Wages are typically less than a fifth of that in the U.S. Local communication, electricity and housing costs are also 50% lower compared to the U.S. rates. Foreign companies that are now outsourcing programming and business processes to the Philippines estimate 30 to 40% business cost savings, 15 to 30% call center services and application systems and 35 to 50% software development.

Liberalized and Business-Friendly Economy

An open economy allows 100% foreign ownership in almost all sectors and supports a Build-Operate-Transfer (BOT) investment scheme that other Asian countries emulate. Government corporations are being privatized and the banking, insurance, shipping telecommunications and power industries have been deregulated. Incentive packages include the corporate income tax, reduced to a current 32%, with companies in the Special Economic Zones are subject to only 5% overall tax rates. Multinationals looking for regional headquarters are entitled to incentives such as tax exemptions and tax and duty-free importation of specific equipment and materials.

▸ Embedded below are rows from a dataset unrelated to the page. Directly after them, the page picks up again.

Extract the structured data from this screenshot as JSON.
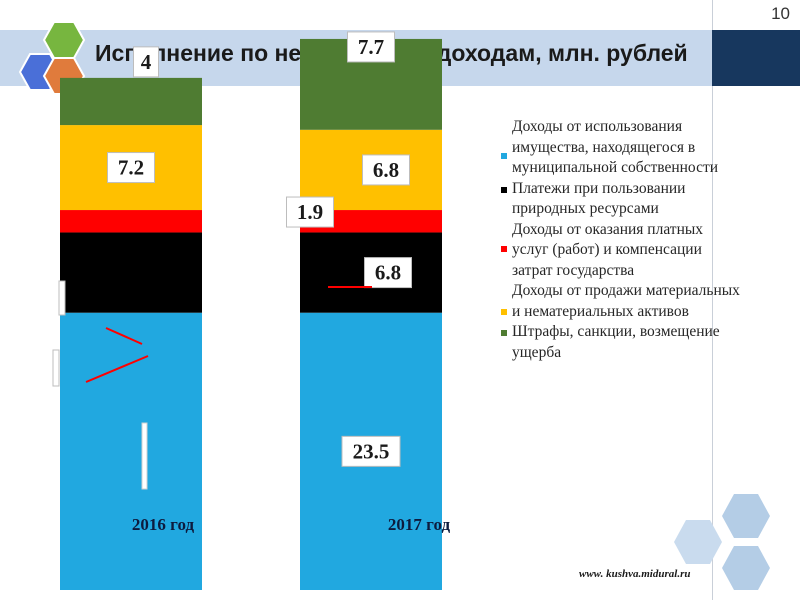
{
  "slide": {
    "page_number": "10",
    "title": "Исполнение по неналоговым доходам, млн. рублей",
    "footer_url": "www. kushva.midural.ru"
  },
  "colors": {
    "title_band": "#c6d7ec",
    "navy_box": "#17375e",
    "hex_blue": "#4a6fd8",
    "hex_green": "#77b63f",
    "hex_orange": "#e07b3c",
    "hex_light": "#b4cde6"
  },
  "chart_data": {
    "type": "bar",
    "stacked": true,
    "categories": [
      "2016 год",
      "2017 год"
    ],
    "series": [
      {
        "name": "Доходы от использования имущества, находящегося в муниципальной собственности",
        "color": "#21a8e0",
        "values": [
          null,
          23.5
        ],
        "labels": [
          "",
          "23.5"
        ]
      },
      {
        "name": "Платежи при пользовании природных ресурсами",
        "color": "#000000",
        "values": [
          null,
          6.8
        ],
        "labels": [
          "",
          "6.8"
        ]
      },
      {
        "name": "Доходы от оказания платных услуг (работ) и компенсации затрат государства",
        "color": "#ff0000",
        "values": [
          null,
          1.9
        ],
        "labels": [
          "",
          "1.9"
        ]
      },
      {
        "name": "Доходы от продажи материальных и нематериальных активов",
        "color": "#ffc000",
        "values": [
          7.2,
          6.8
        ],
        "labels": [
          "7.2",
          "6.8"
        ]
      },
      {
        "name": "Штрафы, санкции, возмещение ущерба",
        "color": "#4f7c32",
        "values": [
          4,
          7.7
        ],
        "labels": [
          "4",
          "7.7"
        ]
      }
    ],
    "legend_position": "right",
    "grid": false
  }
}
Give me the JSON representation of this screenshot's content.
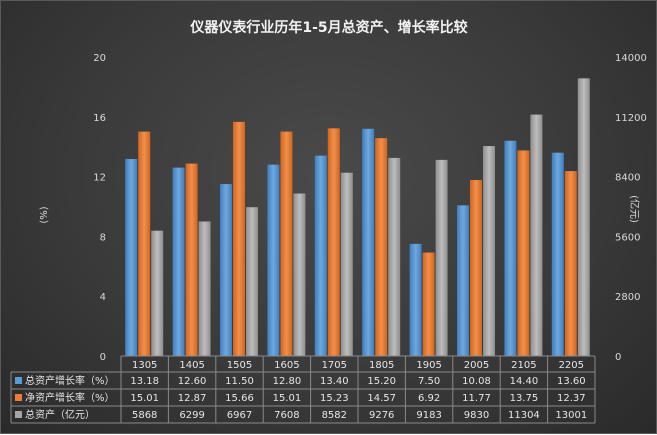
{
  "chart_data": {
    "type": "bar",
    "title": "仪器仪表行业历年1-5月总资产、增长率比较",
    "ylabel_left": "(%)",
    "ylabel_right": "(亿元)",
    "left_ticks": [
      "0",
      "4",
      "8",
      "12",
      "16",
      "20"
    ],
    "right_ticks": [
      "0",
      "2800",
      "5600",
      "8400",
      "11200",
      "14000"
    ],
    "ylim_left": [
      0,
      20
    ],
    "ylim_right": [
      0,
      14000
    ],
    "categories": [
      "1305",
      "1405",
      "1505",
      "1605",
      "1705",
      "1805",
      "1905",
      "2005",
      "2105",
      "2205"
    ],
    "series": [
      {
        "name": "总资产增长率（%）",
        "axis": "left",
        "color": "#5b9bd5",
        "values": [
          13.18,
          12.6,
          11.5,
          12.8,
          13.4,
          15.2,
          7.5,
          10.08,
          14.4,
          13.6
        ],
        "labels": [
          "13.18",
          "12.60",
          "11.50",
          "12.80",
          "13.40",
          "15.20",
          "7.50",
          "10.08",
          "14.40",
          "13.60"
        ]
      },
      {
        "name": "净资产增长率（%）",
        "axis": "left",
        "color": "#ed7d31",
        "values": [
          15.01,
          12.87,
          15.66,
          15.01,
          15.23,
          14.57,
          6.92,
          11.77,
          13.75,
          12.37
        ],
        "labels": [
          "15.01",
          "12.87",
          "15.66",
          "15.01",
          "15.23",
          "14.57",
          "6.92",
          "11.77",
          "13.75",
          "12.37"
        ]
      },
      {
        "name": "总资产（亿元）",
        "axis": "right",
        "color": "#a5a5a5",
        "values": [
          5868,
          6299,
          6967,
          7608,
          8582,
          9276,
          9183,
          9830,
          11304,
          13001
        ],
        "labels": [
          "5868",
          "6299",
          "6967",
          "7608",
          "8582",
          "9276",
          "9183",
          "9830",
          "11304",
          "13001"
        ]
      }
    ],
    "grid": false,
    "legend": "table-below"
  }
}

Unlimited business opportunities

As Asian economies integrate within the vast framework of the ASEAN Free Trade Agreement (AFTA), the Philippines is the natural and most strategic location for firms that want access to the large ASEAN market and its vast trade opportunities. The Philippines has enhanced and primed up various areas for investors and offers a dynamic consumer market accustomed to an array of product choices created by a competitive domestic economy.

Developing Infrastructure for Global Growth

A well-developed communication, transportation, business and economic infrastructure links the three major islands and distinguishes the Philippine economy. Highly accessible by air, water and cyberspace, liberalization of inter-island shipping and domestic aviation further sparked improved facilities and services. The container terminals are suited to handle cargo traffic at the highest levels of efficiency. Communication provides redundant international connectivity 24/7 with fiber optic cable as primary backbone network and satellite as backup. Economic reforms emphasize regional growth, converting remote areas into business centers. The landmark BOT legislation allows private investors to build and operate infrastructure, then turn it over to the Philippine government after a set period of time.

All you need and more

The Philippines offer state-of-the-art telecommunications facilities, adequate and uninterrupted power supply. There are ready-to-occupy offices and production facilities, computer security and building monitoring systems, as well as complete office services in specialized IT zones. With the government's focus on building up an IT-enabled economy, the Philippines is on its way to becoming the E-services Hub of Asia.